Random walks and diameter of finite scale-free networks

Dynamical scalings for the end-to-end distance $R_{ee}$ and the number of distinct visited nodes $N_v$ of random walks (RWs) on finite scale-free networks (SFNs) are studied numerically. $\left< R_{ee} \right>$ shows the dynamical scaling behavior $\left<R_{ee}({\bar \ell},t)\right>= \bar{\ell}^\alpha (\gamma, N) g(t/\bar{\ell}^z)$, where $\bar{\ell}$ is the average minimum distance between all possible pairs of nodes in the network, $N$ is the number of nodes, $\gamma$ is the degree exponent of the SFN and $t$ is the step number of RWs.
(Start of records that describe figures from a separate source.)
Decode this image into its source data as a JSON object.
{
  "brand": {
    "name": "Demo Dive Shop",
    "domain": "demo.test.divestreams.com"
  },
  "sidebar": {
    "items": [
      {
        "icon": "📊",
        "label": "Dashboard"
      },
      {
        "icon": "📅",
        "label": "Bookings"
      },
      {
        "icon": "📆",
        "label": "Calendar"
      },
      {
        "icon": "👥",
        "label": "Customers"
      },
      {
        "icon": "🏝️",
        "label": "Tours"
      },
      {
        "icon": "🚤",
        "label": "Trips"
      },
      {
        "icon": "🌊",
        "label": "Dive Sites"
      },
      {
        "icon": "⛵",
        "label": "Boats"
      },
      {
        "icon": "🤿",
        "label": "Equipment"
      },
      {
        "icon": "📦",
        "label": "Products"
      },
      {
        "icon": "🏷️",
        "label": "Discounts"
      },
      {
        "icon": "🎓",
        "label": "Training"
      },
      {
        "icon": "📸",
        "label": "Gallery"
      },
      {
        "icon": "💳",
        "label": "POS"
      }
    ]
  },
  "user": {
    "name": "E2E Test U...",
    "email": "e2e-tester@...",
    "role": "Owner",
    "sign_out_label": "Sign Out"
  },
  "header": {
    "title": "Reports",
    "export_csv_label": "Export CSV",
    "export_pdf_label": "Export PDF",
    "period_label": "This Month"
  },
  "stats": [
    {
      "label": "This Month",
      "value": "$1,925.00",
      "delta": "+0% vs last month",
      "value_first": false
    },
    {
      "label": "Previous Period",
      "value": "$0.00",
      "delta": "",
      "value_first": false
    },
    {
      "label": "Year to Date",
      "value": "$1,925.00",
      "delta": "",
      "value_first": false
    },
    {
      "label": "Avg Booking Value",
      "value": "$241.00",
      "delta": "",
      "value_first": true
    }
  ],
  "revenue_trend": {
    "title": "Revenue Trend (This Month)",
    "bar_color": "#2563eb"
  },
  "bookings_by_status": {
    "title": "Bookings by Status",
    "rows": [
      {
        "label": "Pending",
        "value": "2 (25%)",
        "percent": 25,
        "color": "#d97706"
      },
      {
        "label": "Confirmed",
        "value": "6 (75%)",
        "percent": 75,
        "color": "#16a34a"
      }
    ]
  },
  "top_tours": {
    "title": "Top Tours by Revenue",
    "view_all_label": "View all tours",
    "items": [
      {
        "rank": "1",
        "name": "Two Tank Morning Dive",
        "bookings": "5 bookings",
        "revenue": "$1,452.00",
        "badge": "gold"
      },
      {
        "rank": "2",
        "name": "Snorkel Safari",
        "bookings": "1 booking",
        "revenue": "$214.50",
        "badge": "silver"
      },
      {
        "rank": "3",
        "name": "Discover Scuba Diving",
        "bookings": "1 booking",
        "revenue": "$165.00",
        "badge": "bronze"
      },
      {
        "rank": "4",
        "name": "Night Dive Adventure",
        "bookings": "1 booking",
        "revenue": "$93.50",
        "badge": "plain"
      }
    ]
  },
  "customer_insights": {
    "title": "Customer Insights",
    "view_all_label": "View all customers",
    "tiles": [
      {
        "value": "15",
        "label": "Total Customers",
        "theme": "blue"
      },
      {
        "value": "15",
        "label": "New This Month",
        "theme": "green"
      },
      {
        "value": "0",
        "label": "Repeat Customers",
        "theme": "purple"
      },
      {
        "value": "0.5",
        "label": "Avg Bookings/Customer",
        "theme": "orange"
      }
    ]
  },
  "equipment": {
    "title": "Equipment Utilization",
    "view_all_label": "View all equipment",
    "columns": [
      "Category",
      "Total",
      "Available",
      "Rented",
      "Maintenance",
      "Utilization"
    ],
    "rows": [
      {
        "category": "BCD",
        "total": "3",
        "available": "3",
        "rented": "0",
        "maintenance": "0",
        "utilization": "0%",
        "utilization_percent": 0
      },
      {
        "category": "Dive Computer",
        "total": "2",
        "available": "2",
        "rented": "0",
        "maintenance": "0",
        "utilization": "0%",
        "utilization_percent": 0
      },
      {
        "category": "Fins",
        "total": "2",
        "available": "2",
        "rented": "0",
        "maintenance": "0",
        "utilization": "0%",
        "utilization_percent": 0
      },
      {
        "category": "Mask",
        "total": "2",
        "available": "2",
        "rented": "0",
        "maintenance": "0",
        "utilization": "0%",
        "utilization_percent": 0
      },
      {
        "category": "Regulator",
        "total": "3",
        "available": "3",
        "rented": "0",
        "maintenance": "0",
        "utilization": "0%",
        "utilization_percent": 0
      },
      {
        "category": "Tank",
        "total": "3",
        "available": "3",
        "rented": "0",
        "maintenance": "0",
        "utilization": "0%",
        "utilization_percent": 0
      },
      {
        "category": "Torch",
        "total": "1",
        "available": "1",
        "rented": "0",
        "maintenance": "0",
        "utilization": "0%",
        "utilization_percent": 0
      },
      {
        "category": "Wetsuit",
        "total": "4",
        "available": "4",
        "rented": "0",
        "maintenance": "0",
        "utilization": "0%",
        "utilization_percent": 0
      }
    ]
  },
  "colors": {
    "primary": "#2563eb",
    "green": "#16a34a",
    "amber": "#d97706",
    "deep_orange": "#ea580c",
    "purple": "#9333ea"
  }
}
Especially, $\left<R_{ee}({\bar \ell},t)\right>$ in the limit $t \to \infty$ satisfies the relation $\left< R_{ee} \right> \sim \bar{\ell}^\alpha \sim d^\alpha$, where $d$ is the diameter of network with $d ({\bar \ell}) \simeq \ln N$ for $\gamma \ge 3$ or $d ({\bar \ell}) \simeq \ln \ln N$ for $\gamma < 3$. Based on the scaling relation $\left< R_{ee} \right>$, we also find that the scaling behavior of the diameter of networks can be measured very efficiently by using RWs.